Committed to “hard choices” and “responsibility,” the authors stand ready to slash benefits for the old, the poor, and the infirm. But is this really necessary? Brookings’ own Henry Aaron, a senior fellow in economic studies, disagrees:
A CONSENSUS HAS EMERGED AMONG BUDGET ANALYSTS that potentially ruinous deficits await the nation unless current policy is changed soon and fundamentally: The baby-boom generation is about to start retiring; the nation is committed to paying the elderly and disabled pension and health benefits—Social Security, Medicare, and Medicaid—that are unaffordable; and demography and budgetary overcommitment threaten fiscal meltdown. A political recipe to avoid this specter seems to follow: The nation must cut aid to the aged, disabled, and poor; reduce all other public spending; raise taxes; or do some combination of all three.
This view omits key information. As a result, the political recipe mentioned above is misguided. The United States must reform its health care financing system, public and private. If it does so, there will be no remaining long-term fiscal problem. Reducing current budget deficits is also desirable.
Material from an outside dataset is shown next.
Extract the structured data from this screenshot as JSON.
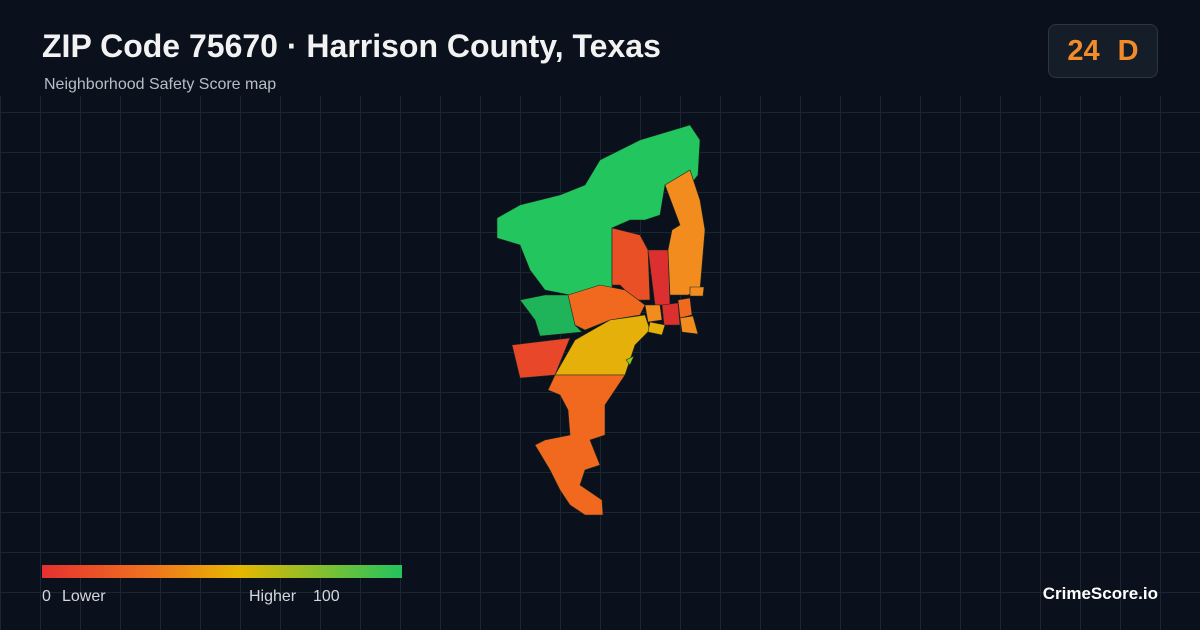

But the long-term problem is health care spending, private and public, not a general budget shortfall or entitlements. […]
Thus, a three-premise syllogism emerges: (1) Near-universal coverage is an essential precondition for controlling health care spending. (2) Rising health care spending is the only source of long-term budget shortfalls. (3) Controlling spending under public-sector health care programs cannot proceed independently of control of private-sector health care spending. Therefore, extending health insurance coverage to nearly everyone is a necessary precondition for dealing with long-term budget challenges.
The authors make no proposals to extend health insurance to “nearly everyone” — or anyone. Their motto might be: Pain, no gain.